« Les Revenants » : Canal + à la conquête du monde ?

, par  Théo Ribeton , popularité : 2%

Productrice de séries maison depuis 2005, la chaîne cryptée concrétise de plus en plus son ambition de s’affirmer comme un acteur de premier plan sur le marché mondial. Elle n’y a pourtant mis le pied qu’il y a huit ans, « un peu tard » pour le directeur de TV France International Mathieu Béjot.

Engrenages, sa toute première “création originale”, reste encore aujourd’hui à la fois le premier pas et le plus grand succès de cette internationalisation, en se vendant dans près de soixante-dix pays sous le titre Spiral. Premier achat britannique d’un programme français depuis Belle et Sébastien en 1967, la série judiciaire, malgré la barrière de la langue, poursuit une belle ascension, avec un rachat par Netflix en 2012. Le marché nord-américain reste un carrefour symbolique incontournable pour la circulation des séries : il enregistre en 2012 une accélération de 39 % sur les ventes de programmes français, tandis que les clients historiques de la production pour le petit écran que sont l’Italie et l’Espagne présentent un recul assez logique compte tenu de leur situation économique.

Placements de niche dans des catalogues de streaming tels que Netflix (Engrenages, Borgia) et Hulu (Braquo), reconnaissance d’estime dans la presse, diffusions de flux occasionnelles : Canal+ a certes le vent en poupe mais navigue encore bien loin des modèles américains auxquels elle se frotte. Avec 1,3 million de téléspectateurs en moyenne, le record d’audience de la chaîne sur ses créations originales, Borgia a certes tenu les promesses de l’énorme investissement de Canal sur le marché national ; en revanche, malgré un tournage en anglais et une force de frappe gonflée à bloc, le show mené par Tom Fontana (Oz) vit encore dans l’ombre du programme BBC du même nom. Il peut toutefois se vanter d’une diffusion sur la chaîne américaine Showtime.
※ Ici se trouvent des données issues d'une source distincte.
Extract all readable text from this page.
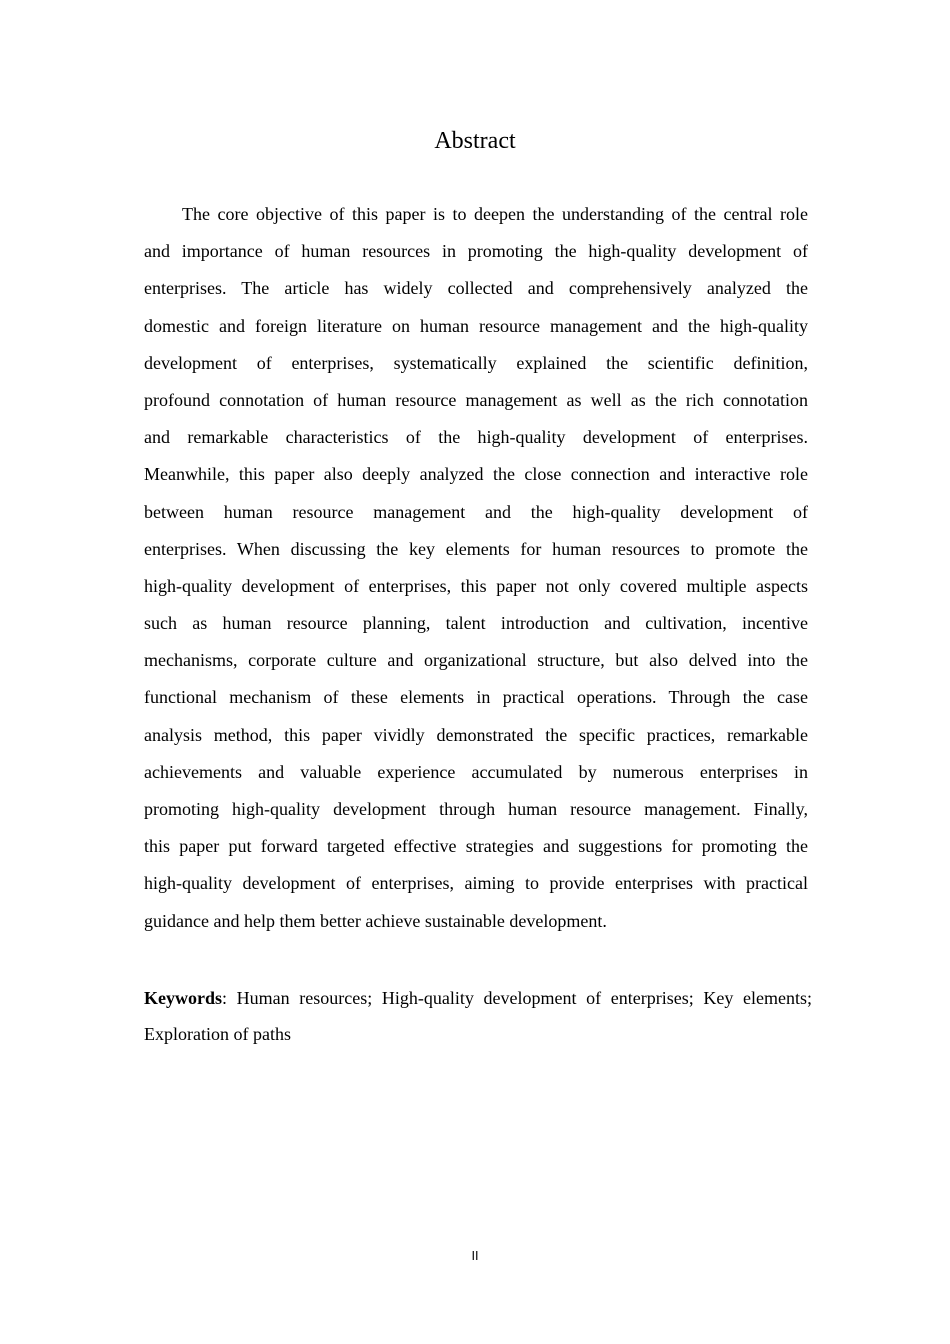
Abstract
The core objective of this paper is to deepen the understanding of the central role
and importance of human resources in promoting the high-quality development of
enterprises. The article has widely collected and comprehensively analyzed the
domestic and foreign literature on human resource management and the high-quality
development of enterprises, systematically explained the scientific definition,
profound connotation of human resource management as well as the rich connotation
and remarkable characteristics of the high-quality development of enterprises.
Meanwhile, this paper also deeply analyzed the close connection and interactive role
between human resource management and the high-quality development of
enterprises. When discussing the key elements for human resources to promote the
high-quality development of enterprises, this paper not only covered multiple aspects
such as human resource planning, talent introduction and cultivation, incentive
mechanisms, corporate culture and organizational structure, but also delved into the
functional mechanism of these elements in practical operations. Through the case
analysis method, this paper vividly demonstrated the specific practices, remarkable
achievements and valuable experience accumulated by numerous enterprises in
promoting high-quality development through human resource management. Finally,
this paper put forward targeted effective strategies and suggestions for promoting the
high-quality development of enterprises, aiming to provide enterprises with practical
guidance and help them better achieve sustainable development.
Keywords: Human resources; High-quality development of enterprises; Key elements;
Exploration of paths
II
Avec Les Revenants, Canal+ relance le pari de s’imposer à échelle mondiale et pourrait y parvenir, malgré une équation risquée. Bien que tournée en langue française, la série de Fabrice Gobert a déjà séduit de nombreux acheteurs étrangers et laisse pressentir une success story dans la lignée d’Engrenages, même s’il faudra attendre l’automne 2014 pour en voir une deuxième saison (un timing compliqué pour fidéliser le public). Les chaînes ayant répondu présent sont canadienne, australienne, britannique, turque, islandaise et surtout américaine, avec Sundance Channel.

Fraîchement implantée sur le marché de la série, cette filiale d’AMC a fait son premier pas dans la fiction télévisuelle avec la diffusion de Carlos, une mini-série coproduite par, tiens donc, Canal+. Elle a également produit cette année les succès déjà acclamés que sont Top of the Lake et Rectify. La présidente de la chaîne, Sarah Barnett, affiche un enthousiasme certain : “Les Revenants est une série intelligente, aussi troublante que séduisante. Nous sommes sûrs que notre public averti va adorer la façon unique avec laquelle The Returned (titre internationa – ndlr) fait émerger le surnaturel d’une histoire profondément humaine et vibrante.”

Parfois comparée au Twin Peaks de David Lynch pour son atmosphère fantastique et orageuse, la série de Fabrice Gobert fera dans le même temps l’objet d’un remake. Le nom du showrunner de Lost, Carlton Cuse, est sur toutes les lèvres pour conduire cette nouvelle version qui sera diffusée sur le network A&E, filiale de Disney qui fait elle aussi une entrée remarquée sur le marché de la série avec Bates Motel, un prequel de Psychose. Aucune nouvelle n’a encore filtré sur le casting, mais la série prête volontiers le flanc à l’imaginaire américain déjà très présent dans la version française : outback majestueux, shérifs, extrémistes religieux, etc.

Ce projet de remake, une première pour Canal+, trace surtout les limites de la bonne fortune des créations originales de la chaîne : on peut facilement pressentir qu’une version anglophone, qui plus est menée par une équipe d’auteurs de haute volée (on a souvent mis le flop des productions françaises sur le compte du peu de considération alloué aux scénaristes), sera armée pour s’imposer largement auprès du public. Dans ce cas, la version originale n’aurait qu’à se contenter, à l’instar des Borgia, de sa case indie. C’est l’équation que Canal n’a pas encore résolue : le succès d’estime et la reconnaissance symbolique sont là, mais le hit d’envergure mondiale peut probablement encore se faire attendre.